I’ve mentioned before that I think multicore computing is going to hit HEP hard. The basic problem is that we run all of our jobs in an embarrassingly parallel way. If the machine has 8 cores on it, then we run 8 reconstruction jobs. There is nothing wrong with this on the surface, and, indeed, performance tests indicate that so far we observe an almost linear speed increase as a function of the number of cores.
The problem, I fear, is getting data on and off the chip with the many cores. For code to run fast it must be well fed with CPU instructions and the data it is processing. Memory and the CPU have only so much bandwidth. The HEP way of running means that all the various cores are working on very different things – different data, different code – which means on-chip cache hits will be low – requiring more data from outside the chip.

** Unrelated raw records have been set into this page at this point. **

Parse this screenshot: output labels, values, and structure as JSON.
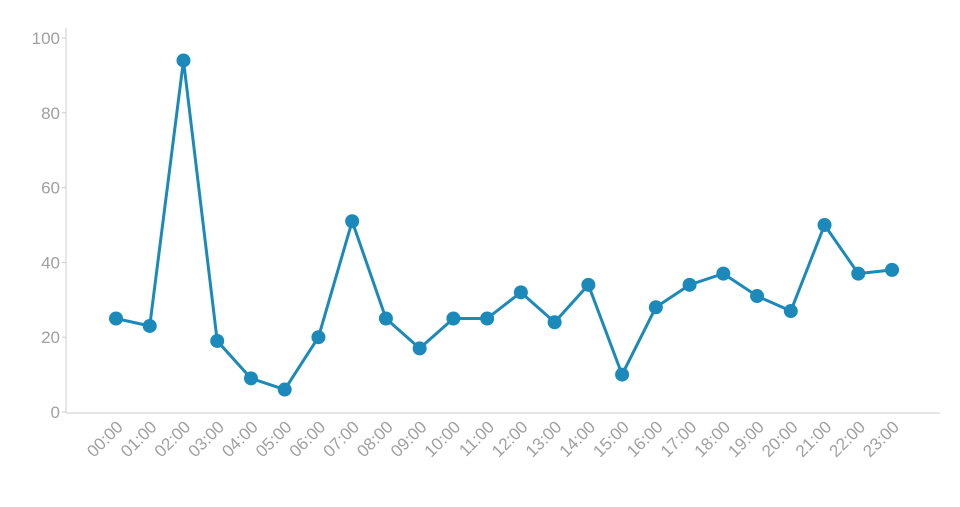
{
  "chart_data": {
    "type": "line",
    "categories": [
      "00:00",
      "01:00",
      "02:00",
      "03:00",
      "04:00",
      "05:00",
      "06:00",
      "07:00",
      "08:00",
      "09:00",
      "10:00",
      "11:00",
      "12:00",
      "13:00",
      "14:00",
      "15:00",
      "16:00",
      "17:00",
      "18:00",
      "19:00",
      "20:00",
      "21:00",
      "22:00",
      "23:00"
    ],
    "values": [
      25,
      23,
      94,
      19,
      9,
      6,
      20,
      51,
      25,
      17,
      25,
      25,
      32,
      24,
      34,
      10,
      28,
      34,
      37,
      31,
      27,
      50,
      37,
      38
    ],
    "color": "#1b8aba",
    "ylim": [
      0,
      100
    ],
    "yticks": [
      0,
      20,
      40,
      60,
      80,
      100
    ]
  }
}
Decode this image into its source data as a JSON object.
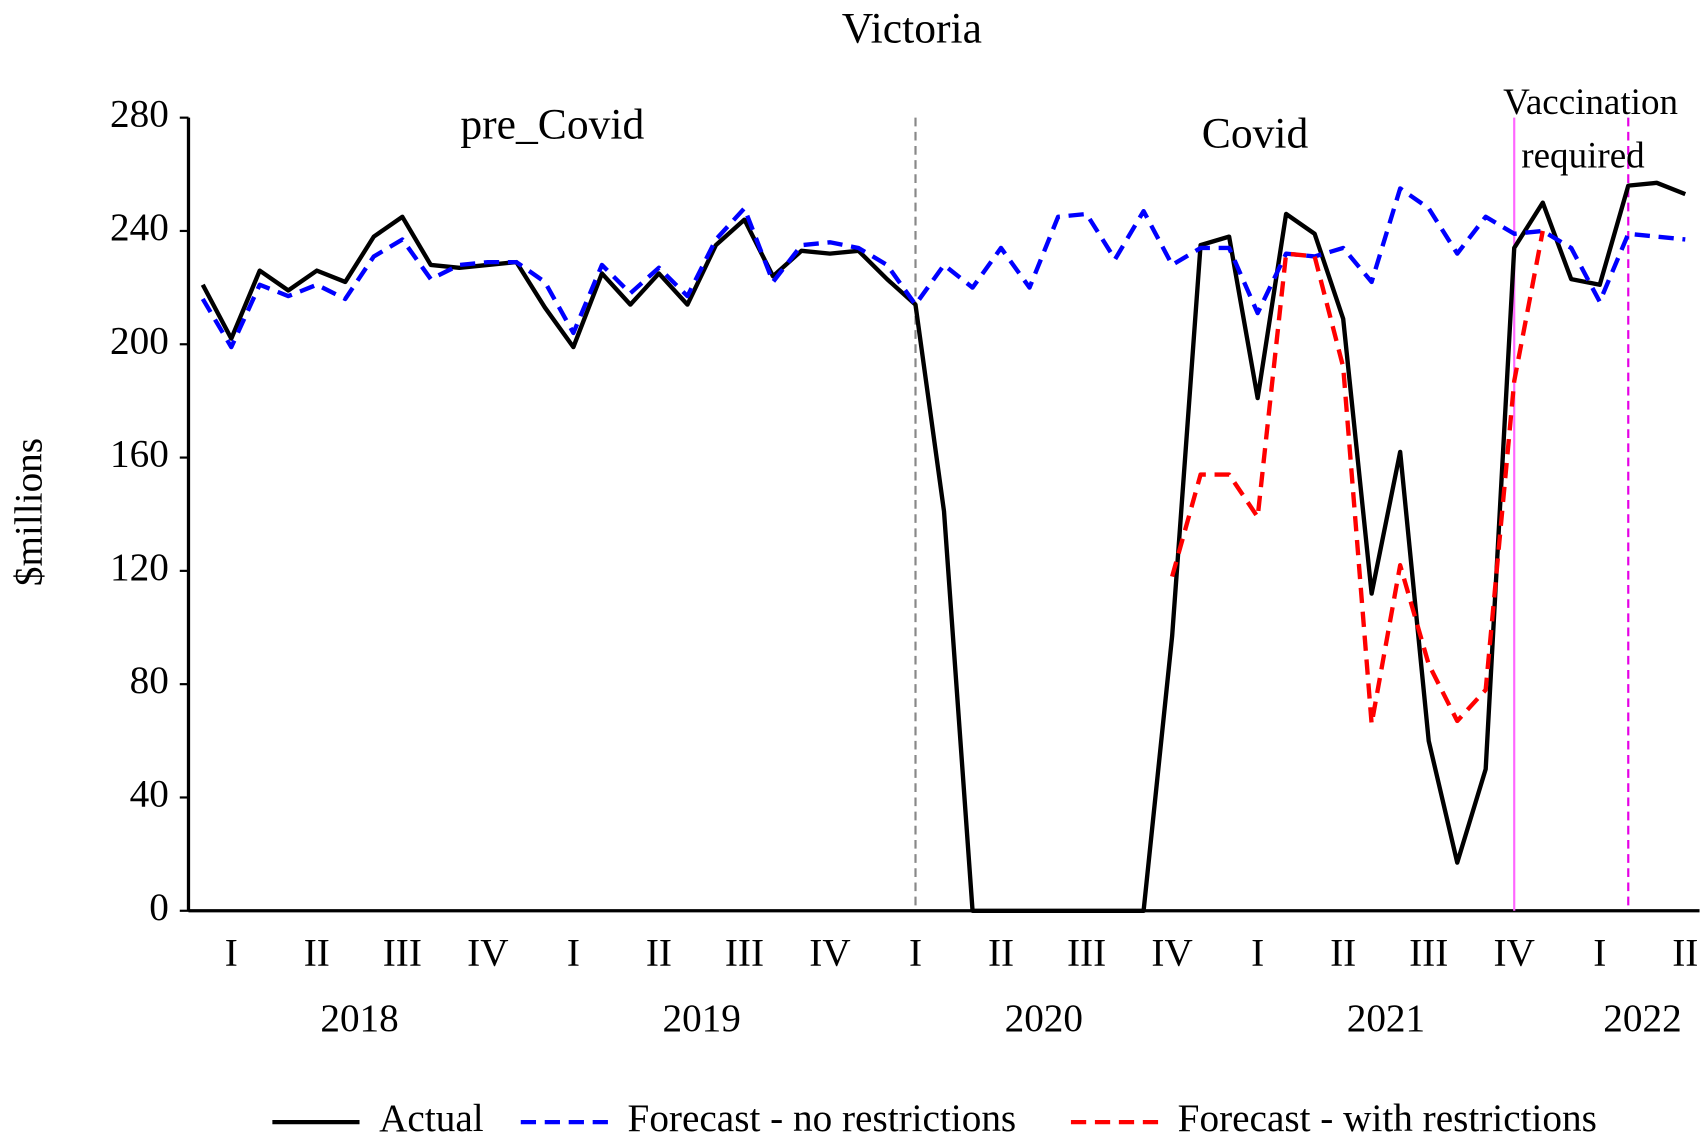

At some point this has to start to impact performance. We’ll see that when we start getting linear increases in performance.

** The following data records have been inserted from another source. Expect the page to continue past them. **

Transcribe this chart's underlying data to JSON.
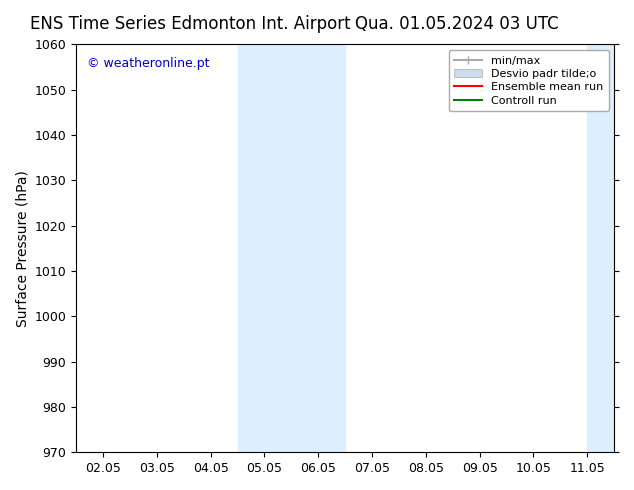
{
  "title_left": "ENS Time Series Edmonton Int. Airport",
  "title_right": "Qua. 01.05.2024 03 UTC",
  "ylabel": "Surface Pressure (hPa)",
  "ylim": [
    970,
    1060
  ],
  "yticks": [
    970,
    980,
    990,
    1000,
    1010,
    1020,
    1030,
    1040,
    1050,
    1060
  ],
  "xtick_labels": [
    "02.05",
    "03.05",
    "04.05",
    "05.05",
    "06.05",
    "07.05",
    "08.05",
    "09.05",
    "10.05",
    "11.05"
  ],
  "watermark": "© weatheronline.pt",
  "watermark_color": "#0000cc",
  "bg_color": "#ffffff",
  "plot_bg_color": "#ffffff",
  "shaded_regions": [
    {
      "xstart": 2.5,
      "xend": 4.5,
      "color": "#ddeeff"
    },
    {
      "xstart": 9.0,
      "xend": 10.5,
      "color": "#ddeeff"
    }
  ],
  "legend_entries": [
    {
      "label": "min/max",
      "color": "#aaaaaa",
      "lw": 1.5,
      "style": "minmax"
    },
    {
      "label": "Desvio padr tilde;o",
      "color": "#ccddee",
      "lw": 8,
      "style": "band"
    },
    {
      "label": "Ensemble mean run",
      "color": "#ff0000",
      "lw": 1.5,
      "style": "line"
    },
    {
      "label": "Controll run",
      "color": "#008000",
      "lw": 1.5,
      "style": "line"
    }
  ],
  "font_family": "DejaVu Sans",
  "title_fontsize": 12,
  "axis_fontsize": 10,
  "tick_fontsize": 9
}
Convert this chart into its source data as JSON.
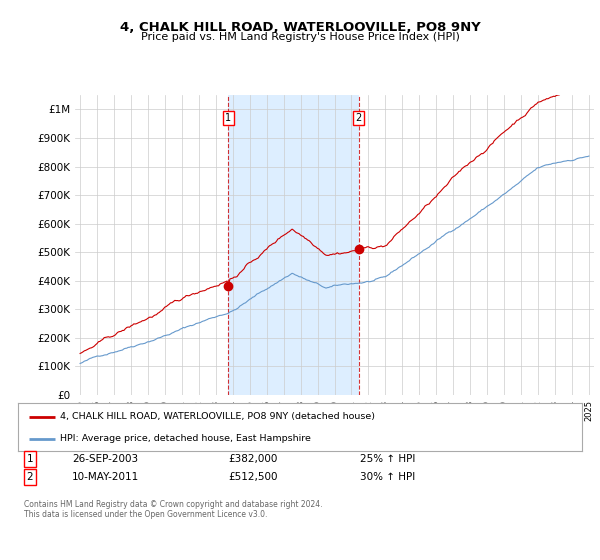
{
  "title": "4, CHALK HILL ROAD, WATERLOOVILLE, PO8 9NY",
  "subtitle": "Price paid vs. HM Land Registry's House Price Index (HPI)",
  "ylim": [
    0,
    1050000
  ],
  "yticks": [
    0,
    100000,
    200000,
    300000,
    400000,
    500000,
    600000,
    700000,
    800000,
    900000,
    1000000
  ],
  "ytick_labels": [
    "£0",
    "£100K",
    "£200K",
    "£300K",
    "£400K",
    "£500K",
    "£600K",
    "£700K",
    "£800K",
    "£900K",
    "£1M"
  ],
  "bg_color": "#ffffff",
  "highlight_color": "#ddeeff",
  "red_color": "#cc0000",
  "blue_color": "#6699cc",
  "grid_color": "#cccccc",
  "marker1_x": 8.75,
  "marker1_value": 382000,
  "marker2_x": 16.42,
  "marker2_value": 512500,
  "legend_label_red": "4, CHALK HILL ROAD, WATERLOOVILLE, PO8 9NY (detached house)",
  "legend_label_blue": "HPI: Average price, detached house, East Hampshire",
  "annot1_label": "1",
  "annot1_date": "26-SEP-2003",
  "annot1_price": "£382,000",
  "annot1_hpi": "25% ↑ HPI",
  "annot2_label": "2",
  "annot2_date": "10-MAY-2011",
  "annot2_price": "£512,500",
  "annot2_hpi": "30% ↑ HPI",
  "footer": "Contains HM Land Registry data © Crown copyright and database right 2024.\nThis data is licensed under the Open Government Licence v3.0.",
  "x_start_year": 1995,
  "n_months": 361,
  "seed": 42
}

Ars had a nice article a day or so ago on this issue when discussing the various processors and their multi-core capabilities. The study they reference looks specifically at the memory bandwidth. IBM’s cell processor did the best – this is the chip used in the PS3 gaming console. It was specifically designed for high memory bandwidth. Intel’s architectures didn’t do nearly as well, however.
I also found it in interesting that before they were able to test the memory bandwidth they had to deal with some other bottlenecks in the Intel chips. Specifically, the Translation Lookaside Buffer (TLB) (see section 4.1 of the paper for a detailed discussion). Basically, every time the CPU goes to memory it must translate the requested memory address into a physics memory address. To speed up this process, the CPU maintains a cache of these translations. If you hit the cache your memory access proceeds at a very quick speed. If you don’t, then things grind to a halt while the CPU calculates the translation. If you are accessing data spread over a large area of memory you are bound to constantly be overflowing the the TLB cache. This is interesting because it strongly resonates with one of the presentations on optimizing CMS code at CHEP. Specifically, their memory allocation and deallocation (see page 18 of the talk). This means the CPU is constantly jumping around from whatever code it is working on, to the alloc/dealloc, to scanning memory for free blocks – all these operations use up slots in the TLB without actually “getting work done”.

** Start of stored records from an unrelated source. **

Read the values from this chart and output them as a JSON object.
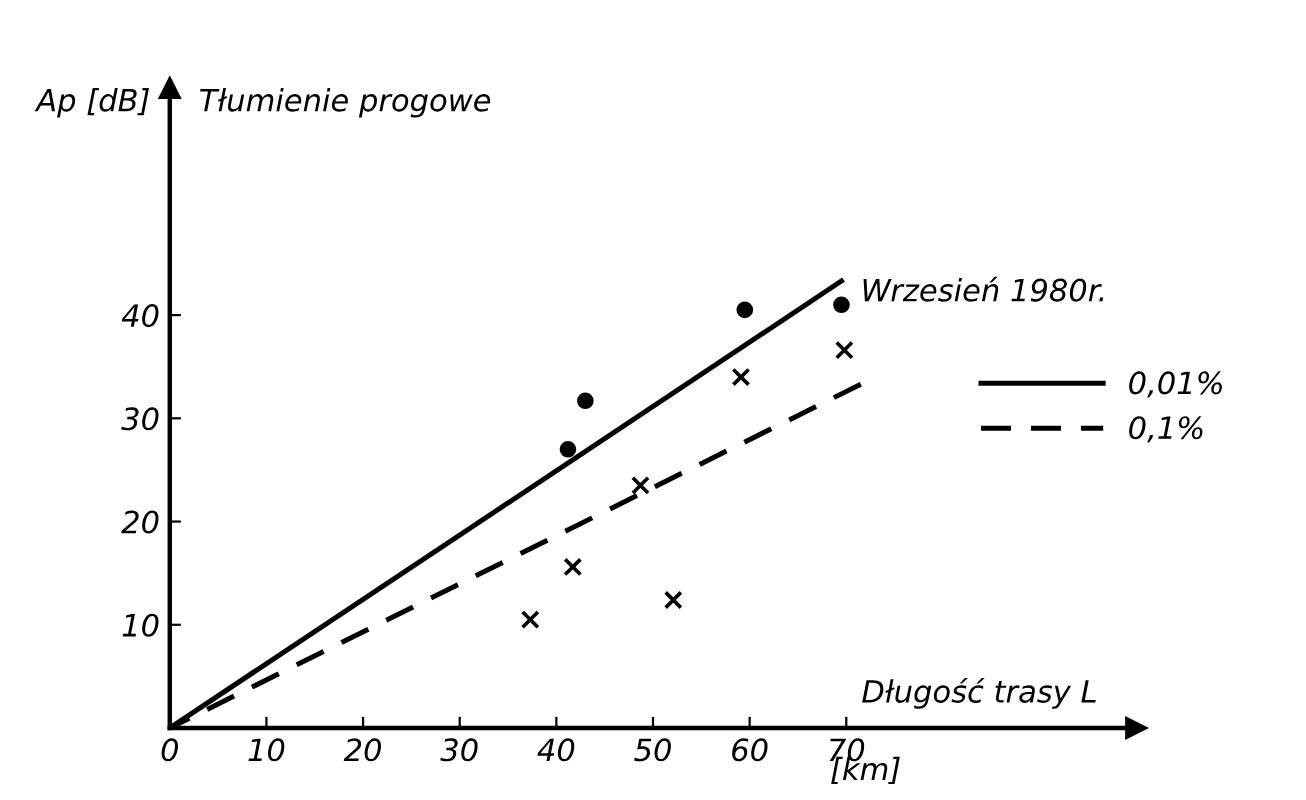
{
  "chart_data": {
    "type": "line",
    "xlabel": "Długość trasy L",
    "ylabel": "Ap [dB]",
    "annotations": [
      "Tłumienie progowe",
      "Wrzesień 1980r.",
      "[km]"
    ],
    "series": [
      {
        "name": "0,01%",
        "color": "#000000",
        "line_style": "solid",
        "x": [
          0,
          69.5
        ],
        "values": [
          0,
          43.3
        ]
      },
      {
        "name": "0,1%",
        "color": "#000000",
        "line_style": "dashed",
        "x": [
          0,
          71.5
        ],
        "values": [
          0,
          33.3
        ]
      },
      {
        "type": "scatter",
        "color": "#000000",
        "marker": "circle",
        "x": [
          41.2,
          43,
          59.5,
          69.5
        ],
        "values": [
          27,
          31.7,
          40.5,
          41
        ]
      },
      {
        "type": "scatter",
        "color": "#000000",
        "marker": "cross",
        "x": [
          37.3,
          41.7,
          48.7,
          52.1,
          59.1,
          69.8
        ],
        "values": [
          10.5,
          15.6,
          23.5,
          12.4,
          34,
          36.6
        ]
      }
    ],
    "xlim": [
      0,
      100
    ],
    "ylim": [
      0,
      62
    ],
    "xticks": [
      0,
      10,
      20,
      30,
      40,
      50,
      60,
      70
    ],
    "yticks": [
      10,
      20,
      30,
      40
    ],
    "grid": false,
    "legend": "right"
  }
}
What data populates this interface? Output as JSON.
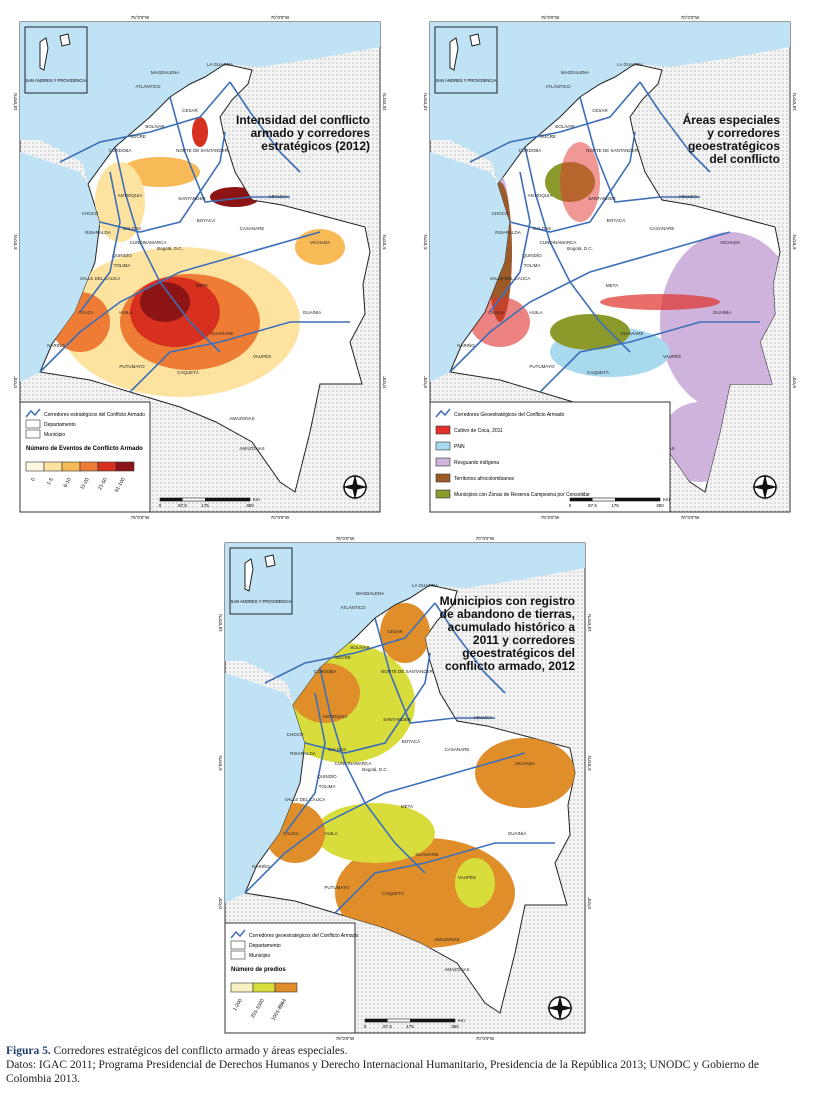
{
  "maps": [
    {
      "title": [
        "Intensidad del conflicto",
        "armado y corredores",
        "estratégicos (2012)"
      ],
      "legend": {
        "items": [
          {
            "label": "Corredores estratégicos del Conflicto Armado",
            "color": "#3d6fb8"
          },
          {
            "label": "Departamento",
            "color": "#ffffff"
          },
          {
            "label": "Municipio",
            "color": "#ffffff"
          }
        ],
        "class_title": "Número de Eventos de Conflicto Armado",
        "classes": [
          {
            "label": "0",
            "color": "#fff8e0"
          },
          {
            "label": "1-5",
            "color": "#fde2a0"
          },
          {
            "label": "6-10",
            "color": "#f8b957"
          },
          {
            "label": "11-20",
            "color": "#ee7c34"
          },
          {
            "label": "21-50",
            "color": "#d7301f"
          },
          {
            "label": "51-100",
            "color": "#8c1414"
          }
        ]
      }
    },
    {
      "title": [
        "Áreas especiales",
        "y corredores",
        "geoestratégicos",
        "del conflicto"
      ],
      "legend": {
        "items": [
          {
            "label": "Corredores Geoestratégicos del Conflicto Armado",
            "color": "#3d6fb8"
          },
          {
            "label": "Cultivo de Coca, 2011",
            "color": "#e0312b"
          },
          {
            "label": "PNN",
            "color": "#a9d9ee"
          },
          {
            "label": "Resguardo indígena",
            "color": "#cfb3dc"
          },
          {
            "label": "Territorios afrocolombianos",
            "color": "#9b5a28"
          },
          {
            "label": "Municipios con Zonas de Reserva Campesina por Consolidar",
            "color": "#8c9a2c"
          }
        ]
      }
    },
    {
      "title": [
        "Municipios con registro",
        "de abandono de tierras,",
        "acumulado histórico a",
        "2011 y corredores",
        "geoestratégicos del",
        "conflicto armado, 2012"
      ],
      "legend": {
        "items": [
          {
            "label": "Corredores geoestratégicos del Conflicto Armado",
            "color": "#3d6fb8"
          },
          {
            "label": "Departamento",
            "color": "#ffffff"
          },
          {
            "label": "Municipio",
            "color": "#ffffff"
          }
        ],
        "class_title": "Número de predios",
        "classes": [
          {
            "label": "1-200",
            "color": "#f7f0c0"
          },
          {
            "label": "201-1000",
            "color": "#d8dd3c"
          },
          {
            "label": "1001-8864",
            "color": "#e08e2a"
          }
        ]
      }
    }
  ],
  "inset": "SAN ANDRES Y PROVIDENCIA",
  "departments": [
    "LA GUAJIRA",
    "MAGDALENA",
    "ATLÁNTICO",
    "CESAR",
    "BOLÍVAR",
    "SUCRE",
    "CÓRDOBA",
    "NORTE DE SANTANDER",
    "ANTIOQUIA",
    "SANTANDER",
    "ARAUCA",
    "CHOCÓ",
    "RISARALDA",
    "CALDAS",
    "BOYACÁ",
    "CASANARE",
    "CUNDINAMARCA",
    "Bogotá, D.C.",
    "QUINDÍO",
    "TOLIMA",
    "VICHADA",
    "VALLE DEL CAUCA",
    "META",
    "CAUCA",
    "HUILA",
    "GUAVIARE",
    "GUAINÍA",
    "NARIÑO",
    "VAUPÉS",
    "PUTUMAYO",
    "CAQUETÁ",
    "AMAZONAS",
    "AMAZONAS"
  ],
  "graticule": {
    "lon": [
      "75°0'0\"W",
      "70°0'0\"W"
    ],
    "lat": [
      "10°0'0\"N",
      "5°0'0\"N",
      "0°0'0\""
    ]
  },
  "scale": {
    "unit": "Km",
    "labels": [
      "0",
      "87,5",
      "175",
      "350"
    ]
  },
  "caption": {
    "label": "Figura 5.",
    "text": "Corredores estratégicos del conflicto armado y áreas especiales.",
    "source": "Datos: IGAC 2011; Programa Presidencial de Derechos Humanos y Derecho Internacional Humanitario, Presidencia de la República 2013; UNODC y Gobierno de Colombia 2013."
  }
}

Fortunately, in the Ars article, they mention that the CPU manufactures, like Intel, are aware of this, and the next generation of chips will have much larger TLB’s – which should help with this issue. It is always the next generation, isn’t it?🙂
I wonder if we in HEP will ever hit this memory bandwidth bottleneck? Perhaps when we have 8 cores on a chip (when is that predicted to happen? Next year!? :-)). Getting around the bottleneck will require some major work in how we write our code: it is all inherently single-threaded.
BTW, the point of this study was to optimize a physics simulation — a magnetohydrodynamic system. Physics is everywhere!